The fix is the same primitive. Publishers push messages into subscriber mailboxes. Subscribers drain them. No shared locks between the store thread and the client tasks for pub/sub delivery. The coordination primitive does the work.

This is a pattern worth internalizing. When you have multiple producers and a single consumer (or vice versa), a mailbox/queue is almost always the right abstraction. It localizes synchronization, keeps each party’s logic simple, and scales naturally.

Part 4 mentioned that Zedis aimed for zero allocations during command execution—an aspiration borrowed from TigerBeetle’s famous “no dynamic memory” approach. The new architecture is honest about where that goal stands today.

Zedis now uses multiple allocation domains rather than a single global allocator:

  • base_allocator: general server allocations—client slot storage, command queue nodes, response serialization buffers, mailbox message nodes.

  • KeyValueAllocator: wraps the base allocator and enforces the store memory budget. When an allocation would exceed the budget, it tries eviction first. With noeviction policy, you get error.OutOfMemory.

  • temp_arena: an arena-backed allocator used during startup for AOF and RDB loading.

  • Per-client parse arena: each client handler gets an ArenaAllocator on top of std.heap.page_allocator, reset after every command.

The honest note in the new memory architecture doc is worth quoting in spirit: the older claim that command execution performs no runtime allocation is no longer accurate. The parser still allocates argument buffers. The client duplicates parsed arguments before enqueueing. The store thread builds response buffers. These are real allocations in the hot path.

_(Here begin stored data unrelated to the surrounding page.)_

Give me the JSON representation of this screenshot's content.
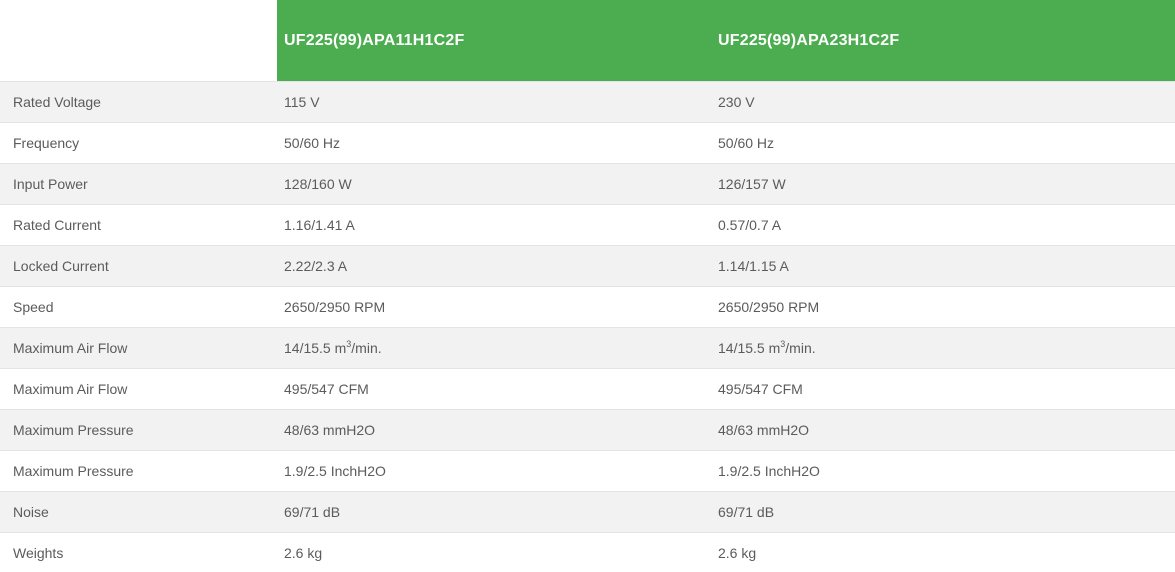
{
  "table": {
    "columns": [
      {
        "label": "UF225(99)APA11H1C2F"
      },
      {
        "label": "UF225(99)APA23H1C2F"
      }
    ],
    "rows": [
      {
        "label": "Rated Voltage",
        "values": [
          "115 V",
          "230 V"
        ]
      },
      {
        "label": "Frequency",
        "values": [
          "50/60 Hz",
          "50/60 Hz"
        ]
      },
      {
        "label": "Input Power",
        "values": [
          "128/160 W",
          "126/157 W"
        ]
      },
      {
        "label": "Rated Current",
        "values": [
          "1.16/1.41 A",
          "0.57/0.7 A"
        ]
      },
      {
        "label": "Locked Current",
        "values": [
          "2.22/2.3 A",
          "1.14/1.15 A"
        ]
      },
      {
        "label": "Speed",
        "values": [
          "2650/2950 RPM",
          "2650/2950 RPM"
        ]
      },
      {
        "label": "Maximum Air Flow",
        "values": [
          [
            {
              "t": "14/15.5 m"
            },
            {
              "t": "3",
              "sup": true
            },
            {
              "t": "/min."
            }
          ],
          [
            {
              "t": "14/15.5 m"
            },
            {
              "t": "3",
              "sup": true
            },
            {
              "t": "/min."
            }
          ]
        ]
      },
      {
        "label": "Maximum Air Flow",
        "values": [
          "495/547 CFM",
          "495/547 CFM"
        ]
      },
      {
        "label": "Maximum Pressure",
        "values": [
          "48/63 mmH2O",
          "48/63 mmH2O"
        ]
      },
      {
        "label": "Maximum Pressure",
        "values": [
          "1.9/2.5 InchH2O",
          "1.9/2.5 InchH2O"
        ]
      },
      {
        "label": "Noise",
        "values": [
          "69/71 dB",
          "69/71 dB"
        ]
      },
      {
        "label": "Weights",
        "values": [
          "2.6 kg",
          "2.6 kg"
        ]
      }
    ]
  },
  "colors": {
    "header_green": "#4bad4f",
    "header_text": "#ffffff",
    "row_shaded": "#f2f2f2",
    "row_plain": "#ffffff",
    "row_border": "#e4e4e4",
    "text": "#5b5b5b"
  }
}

Each domain has a clear owner and lifecycle. Store data is budgeted and eviction-aware. Parsing scratch space is short-lived and isolated per client. Startup scratch space is isolated in a one-shot arena.

This is a clearer memory model than a single unconstrained allocator, even if it’s not the zero-allocation ideal. It might be more feasible when I port it to Io.Evented.

Part 4 compared Zedis against Redis. This time, the benchmark baseline is Valkey 9.0.3—the open-source Redis fork that’s been gaining traction since the Redis license change. Same benchmark script, same port, different reference implementation.

Hardware: AMD Ryzen 9 7900X (12 cores / 24 threads, up to 5.74 GHz), 30 GiB RAM, NVMe storage.

The story here is clear: Zedis beats Valkey in the single-client case—by a meaningful margin on GET. At high concurrency, Valkey pulls ahead, which makes sense. Valkey is multi-threaded and optimized for concurrent load. Zedis serializes all command execution on a single store thread.

What’s interesting is how competitive the numbers are at 100 clients. The gap nearly closes for SET. This suggests the serialized store thread isn’t the bottleneck at that concurrency level on this hardware—the network and parsing work takes up enough time that the store thread isn’t the constraint.